В тот же самый день, желая подготовить общественное мнение, я начал повсюду распространять версию о том, что еду на Север с намерением всерьез заняться политической деятельностью. Я говорил это, гуляя по улице Оувидор, и назавтра повторил у «Фару» и в театре. Кое-кто, связав мою поездку с миссией Лобо Невеса, о которой уже было известно, не без ехидства улыбался, другие похлопывали меня по плечу. В театре одна дама язвительно заметила, что моя страсть к античным статуям может завести меня очень далеко.
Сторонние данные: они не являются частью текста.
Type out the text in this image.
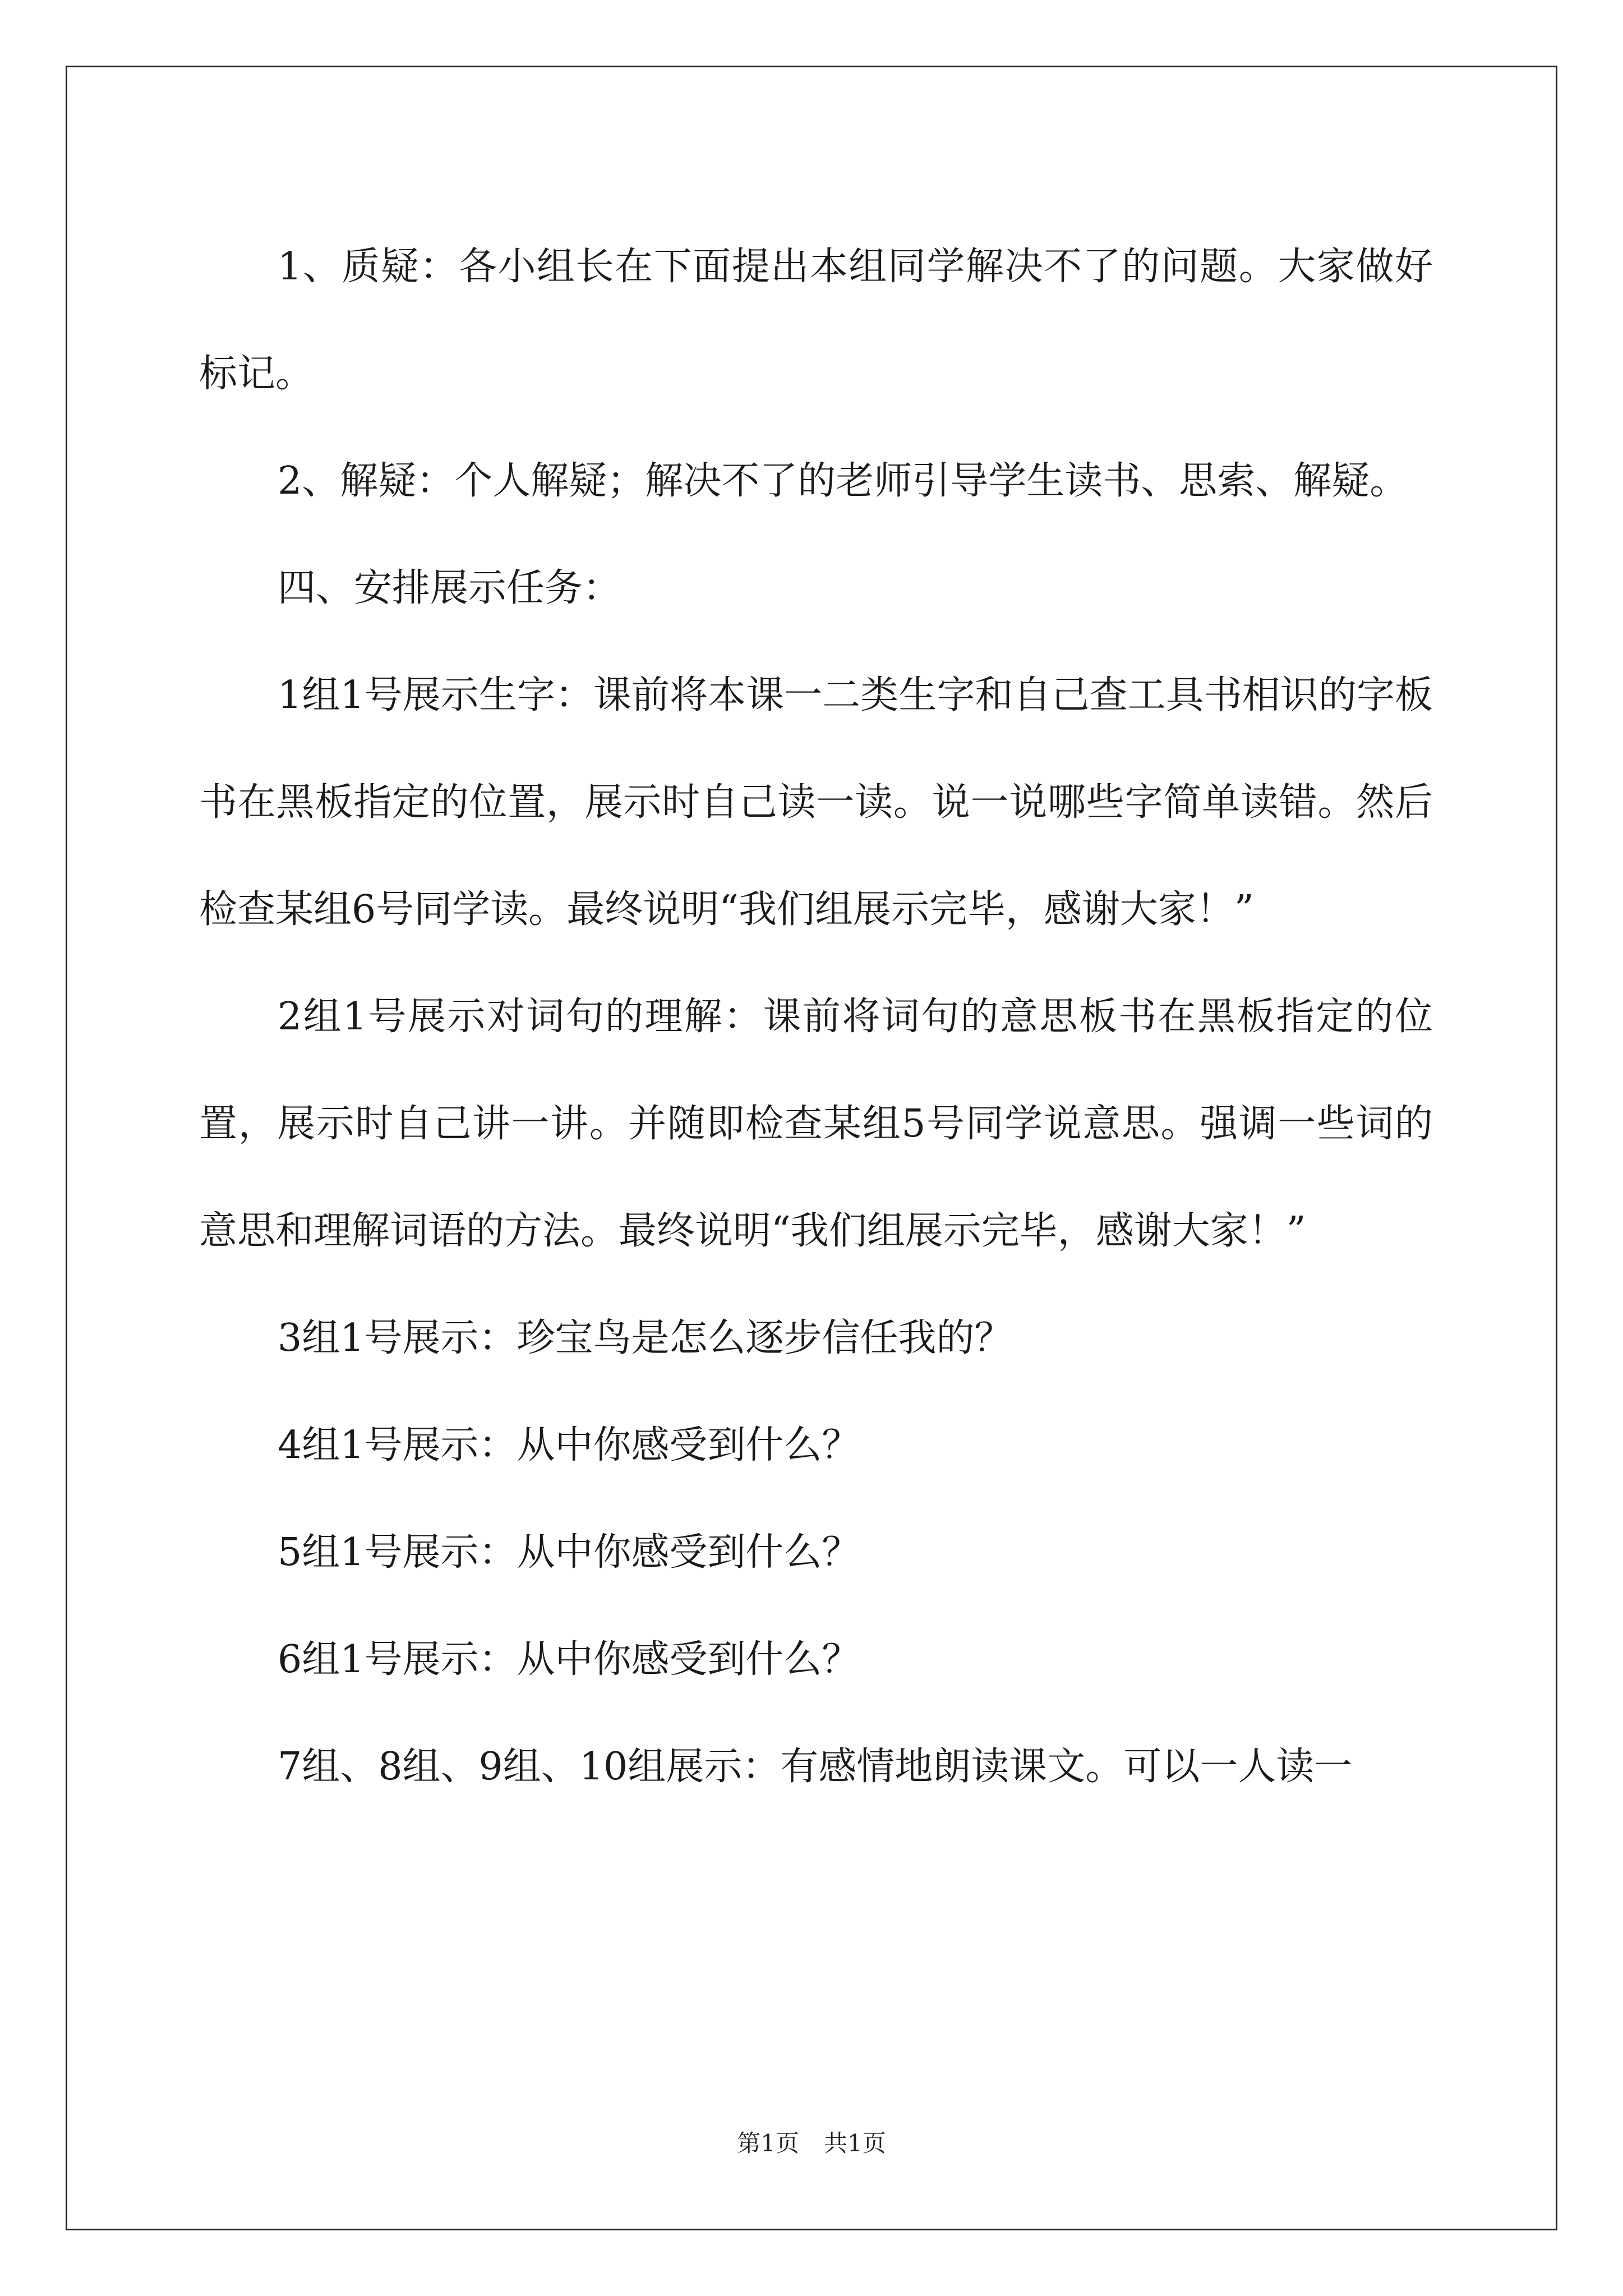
1、质疑：各小组长在下面提出本组同学解决不了的问题。大家做好标记。

2、解疑：个人解疑；解决不了的老师引导学生读书、思索、解疑。

四、安排展示任务：

1组1号展示生字：课前将本课一二类生字和自己查工具书相识的字板书在黑板指定的位置，展示时自己读一读。说一说哪些字简单读错。然后检查某组6号同学读。最终说明“我们组展示完毕，感谢大家！”

2组1号展示对词句的理解：课前将词句的意思板书在黑板指定的位置，展示时自己讲一讲。并随即检查某组5号同学说意思。强调一些词的意思和理解词语的方法。最终说明“我们组展示完毕，感谢大家！”

3组1号展示：珍宝鸟是怎么逐步信任我的？

4组1号展示：从中你感受到什么？

5组1号展示：从中你感受到什么？

6组1号展示：从中你感受到什么？

7组、8组、9组、10组展示：有感情地朗读课文。可以一人读一

第1页 共1页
Она явно намекала на античные формы Виржилии.

Еще более прозрачный намек мне пришлось выслушать в доме Сабины три дня спустя от некоего Гарсежа, хирурга, похожего на старого карлика, болтливого пошляка, который, доживи он до шестидесяти, восьмидесяти и даже до девяноста лет, все равно никогда не обрел бы строгого благообразия, приличествующего старости.
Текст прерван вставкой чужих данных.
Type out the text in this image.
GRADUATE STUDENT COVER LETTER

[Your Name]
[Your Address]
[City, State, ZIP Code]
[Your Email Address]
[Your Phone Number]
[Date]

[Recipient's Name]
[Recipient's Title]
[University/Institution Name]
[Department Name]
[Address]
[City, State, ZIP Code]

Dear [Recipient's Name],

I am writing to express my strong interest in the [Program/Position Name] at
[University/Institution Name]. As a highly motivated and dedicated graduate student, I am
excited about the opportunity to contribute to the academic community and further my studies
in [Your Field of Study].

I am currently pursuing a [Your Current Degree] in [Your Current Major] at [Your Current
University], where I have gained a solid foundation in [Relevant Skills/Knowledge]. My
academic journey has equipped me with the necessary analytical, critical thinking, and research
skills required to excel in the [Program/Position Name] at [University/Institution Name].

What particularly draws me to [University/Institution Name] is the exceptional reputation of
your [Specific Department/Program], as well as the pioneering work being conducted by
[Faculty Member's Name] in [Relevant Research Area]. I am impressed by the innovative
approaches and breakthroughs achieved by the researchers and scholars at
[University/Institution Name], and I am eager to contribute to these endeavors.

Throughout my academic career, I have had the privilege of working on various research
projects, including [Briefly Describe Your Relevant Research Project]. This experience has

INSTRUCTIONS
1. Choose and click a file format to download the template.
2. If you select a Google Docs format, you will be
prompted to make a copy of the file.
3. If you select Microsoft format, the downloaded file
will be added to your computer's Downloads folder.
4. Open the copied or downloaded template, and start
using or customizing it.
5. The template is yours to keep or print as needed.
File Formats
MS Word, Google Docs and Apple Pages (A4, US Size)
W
— Ну ясно, на сей раз вы едете, чтобы на покое заняться Цицероном, — объявил он мне, услыхав о моей поездке.

— Цицероном?! — изумилась сестра.

— А почему бы нет? Ваш брат — великий знаток латыни. Вергилия переводит запросто… Прошу не путать Вергилия с Виржилией… — И он разразился грубым, утробным и непристойным хохотом.
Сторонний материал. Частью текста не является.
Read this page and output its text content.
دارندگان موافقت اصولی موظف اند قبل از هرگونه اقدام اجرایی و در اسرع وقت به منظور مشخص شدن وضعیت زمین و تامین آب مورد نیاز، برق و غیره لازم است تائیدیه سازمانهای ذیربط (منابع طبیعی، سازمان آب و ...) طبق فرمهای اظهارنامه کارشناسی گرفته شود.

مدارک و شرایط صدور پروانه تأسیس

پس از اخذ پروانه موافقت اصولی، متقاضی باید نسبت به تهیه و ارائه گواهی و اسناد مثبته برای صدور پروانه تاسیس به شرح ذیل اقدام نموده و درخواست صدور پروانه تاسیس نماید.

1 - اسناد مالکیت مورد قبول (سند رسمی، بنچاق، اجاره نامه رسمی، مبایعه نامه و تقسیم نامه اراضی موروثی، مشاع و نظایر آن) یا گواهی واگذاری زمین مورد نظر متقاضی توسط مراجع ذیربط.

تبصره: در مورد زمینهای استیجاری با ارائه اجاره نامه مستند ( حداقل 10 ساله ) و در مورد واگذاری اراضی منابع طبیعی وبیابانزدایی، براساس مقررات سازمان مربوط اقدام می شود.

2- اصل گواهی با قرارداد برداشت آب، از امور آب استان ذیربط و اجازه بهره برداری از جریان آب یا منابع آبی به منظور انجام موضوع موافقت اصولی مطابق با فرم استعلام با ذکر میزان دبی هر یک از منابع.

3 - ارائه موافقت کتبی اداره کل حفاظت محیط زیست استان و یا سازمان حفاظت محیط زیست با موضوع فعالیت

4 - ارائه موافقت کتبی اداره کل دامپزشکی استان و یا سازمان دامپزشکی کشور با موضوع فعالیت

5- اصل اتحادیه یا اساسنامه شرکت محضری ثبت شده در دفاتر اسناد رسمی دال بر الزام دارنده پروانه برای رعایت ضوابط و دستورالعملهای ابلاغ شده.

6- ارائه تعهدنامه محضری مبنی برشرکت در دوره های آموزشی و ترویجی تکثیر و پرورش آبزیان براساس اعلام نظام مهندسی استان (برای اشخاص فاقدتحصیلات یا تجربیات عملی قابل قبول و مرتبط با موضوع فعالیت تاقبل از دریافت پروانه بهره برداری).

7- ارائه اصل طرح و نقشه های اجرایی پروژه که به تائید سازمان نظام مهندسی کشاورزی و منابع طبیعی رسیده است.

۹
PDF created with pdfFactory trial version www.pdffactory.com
Сабина с беспокойством взглянула на меня, не зная, как я отнесусь к этой выходке, но, увидев, что я улыбаюсь, улыбнулась сама и поскорее отвернула лицо, чтобы присутствующие не заметили ее улыбки. Гости Сабины смотрели на меня с выражением любопытства и снисходительной доброжелательности, заметно было, что ничего нового они не услышали. Моя любовная история приобрела гласность гораздо более широкую, чем я предполагал. А моя улыбка, еле уловимая, мимолетная и многозначительная, была достаточно красноречива. Да, Виржилия — мой грех, но грех восхитительный, и сознаваться в таком грехе — одно удовольствие. Поначалу, слыша подобные намеки, я мрачнел, хотя и тогда, клянусь, в глубине души они были мне приятны и льстили моему самолюбию. Но однажды, когда кто-то прошелся на мой счет, я неожиданно для себя улыбнулся и с тех пор всегда улыбался в подобных случаях. Не знаю, сумел ли бы кто-нибудь объяснить природу этого явления, я же пытаюсь объяснить его следующим образом: поначалу мое самодовольство было тайным и потому улыбка моя тоже была обращена внутрь, подобно лепесткам в бутоне; но прошло время, и бутон раскрылся на глазах любопытствующих зрителей. Простейший эпизод из жизни растений.

Загрузка...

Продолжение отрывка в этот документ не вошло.